Extrait de la revue Le Carillon - No. 1 - janvier 2015
Une scène mémorable
« C’était le premier janvier 1842, écrit M. A. Béchard,
l’honorable Auguste-Norbert Morin, alors juge au tribunal de Kamouraska,
remontait à Québec avec l’intention d’arriver chez lui le jour de l’an. Les
mauvais chemins cependant, l’ayant trop retardé, il s’arrêta à l’église de sa
paroisse natale : Saint-Michel-de-Bellechasse. C’était un peu avant l’heure de
la grand-messe du jour de l’an. M. Morin se met, aussitôt descendu de voiture,
à chercher son respectable père parmi la foule, à la porte de l’église. Il le
trouve bientôt et là, aux yeux de toute la paroisse, M. le juge Morin ôte sa
coiffure, se met à genoux sur la neige, et implore la bénédiction paternelle. »
[1]
Ainsi faisaient nos pères, ainsi devons-nous faire! Mais en
quoi consiste cette tradition canadienne-française? Depuis des temps
immémoriaux, le jour de l’an, premier jour de l’année civile, une coutume
existe au Canada-français, qui veut que toute la famille soit bénie par le père
de famille. Pour ce faire, toute la famille se rassemble, et l’aîné des garçons
demande au père de famille de bénir la maisonnée. Le père élève alors les mains
et trace le signe de la croix au-dessus de ses enfants en disant : « Que la
bénédiction du Dieu tout-puissant, Père, Fils et Saint-Esprit, descende sur vous
et y demeure à jamais. » « Ainsi soit-il » répond la famille.
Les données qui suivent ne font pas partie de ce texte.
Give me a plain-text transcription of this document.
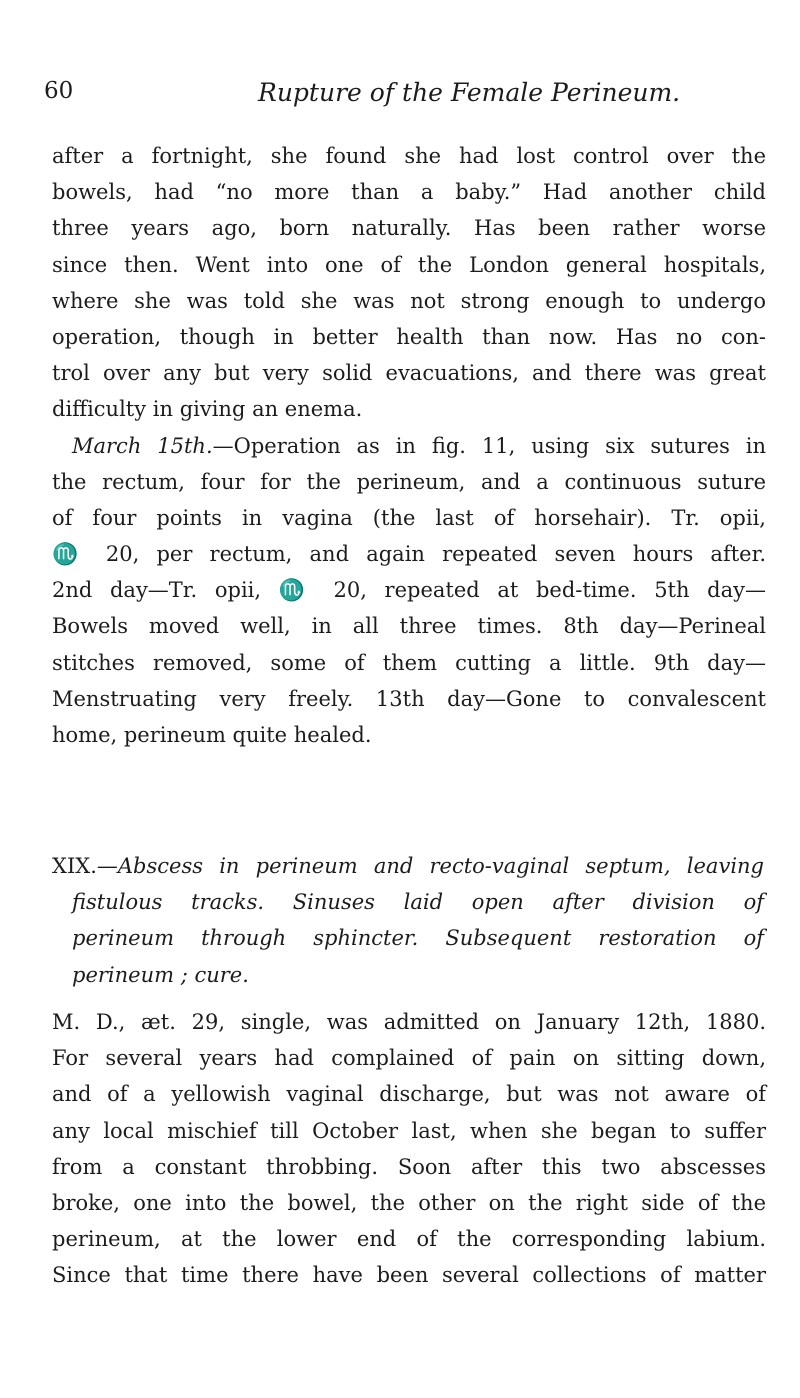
60	Rupture of the Female Perineum.
after a fortnight, she found she had lost control over the
bowels, had “no more than a baby.” Had another child
three years ago, born naturally. Has been rather worse
since then. Went into one of the London general hospitals,
where she was told she was not strong enough to undergo
operation, though in better health than now. Has no con-
trol over any but very solid evacuations, and there was great
difficulty in giving an enema.
March 15th.—Operation as in fig. 11, using six sutures in
the rectum, four for the perineum, and a continuous suture
of four points in vagina (the last of horsehair). Tr. opii,
♏ 20, per rectum, and again repeated seven hours after.
2nd day—Tr. opii, ♏ 20, repeated at bed-time. 5th day—
Bowels moved well, in all three times. 8th day—Perineal
stitches removed, some of them cutting a little. 9th day—
Menstruating very freely. 13th day—Gone to convalescent
home, perineum quite healed.
XIX.—Abscess in perineum and recto-vaginal septum, leaving
fistulous tracks. Sinuses laid open after division of
perineum through sphincter. Subsequent restoration of
perineum ; cure.
M. D., æt. 29, single, was admitted on January 12th, 1880.
For several years had complained of pain on sitting down,
and of a yellowish vaginal discharge, but was not aware of
any local mischief till October last, when she began to suffer
from a constant throbbing. Soon after this two abscesses
broke, one into the bowel, the other on the right side of the
perineum, at the lower end of the corresponding labium.
Since that time there have been several collections of matter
Cette bénédiction n’est pas sans rappeler celles de l’Ancien
Testament. Dans la loi primitive, nous voyons les patriarches et les grands
personnages de la loi mosaïque : Noé, Jacob, David, Tobie… faire descendre
des bénédictions sur la tête de leurs fils à genoux. Cette valeur surnaturelle
dans l’Ancienne Loi a été conservée dans la Loi Nouvelle. Jésus-Christ n’est
pas venu détruire la Loi mais la compléter. (Matt. V, 19) On dit de saint
Thomas More qu’il demandait tous les jours la bénédiction paternelle.
La piété filiale
La piété filiale est une vertu qui se range dans la vertu
générale de justice. Il est juste de rendre honneur à nos parents pour tout ce
qu’ils nous ont donné. « Nos parents sont nos plus grands bienfaiteurs. Que de
souffrances, dit saint Ambroise, votre mère n’a-t-elle pas supportées pour
vous! Que d’insomnies! Que de privations de nourriture! Que d’angoisses quand
vous étiez en danger! Quelles peines et quels travaux n’a pas subis votre père
pour gagner votre subsistance et votre vêtement! Et si vos parents ont tant
souffert pour vous, comment pouvez-vous être ingrats envers eux! » Respecter
nos parents, c’est les vénérer du fond du cœur comme représentants de Dieu, et
exprimer notre vénération par nos paroles et nos actes. Le livre de
l’Ecclésiastique nous dit : « Mon fils, c’est Dieu qui a élevé le père
au-dessus de ses enfants. » Et plus loin : « L’enfant qui respecte son père
trouvera, à son tour, sa joie dans ses enfants. Honorez votre père en toute
patience, afin qu’il vous bénisse, et que sa bénédiction demeure sur vous
jusqu’à votre dernier jour. »
Dieu lui-même a pris soin de joindre une menace à ce
commandement, ce qu’il ne fait pour aucun autre de ses préceptes : « Honore ton
père et ta mère afin de vivre longuement. » Quelle honte pour un fils de
mépriser sa mère ou son père!
Lorsqu’un père bénit son fils, il prend en quelque sorte
Dieu à témoin que son enfant a respecté le commandement du Seigneur et qu’il
mérite par conséquent la bénédiction du ciel. Le père implore Dieu de bénir son
fils, c’est-à-dire de le combler des biens célestes et terrestres. « La
bénédiction des parents sur leurs enfants a des effets salutaires; on le voit
par celle de Noé, par ses fils, Sem et Japhet, dont le premier fut un ancêtre
du Messie, et le second, la souche des Européens (...); par celle de Tobie sur
son fils avant son voyage. Honorez votre père pour qu’il vous bénisse; cette
bénédiction est le fondement de la maison des enfants (Eccli. III, 10) [2]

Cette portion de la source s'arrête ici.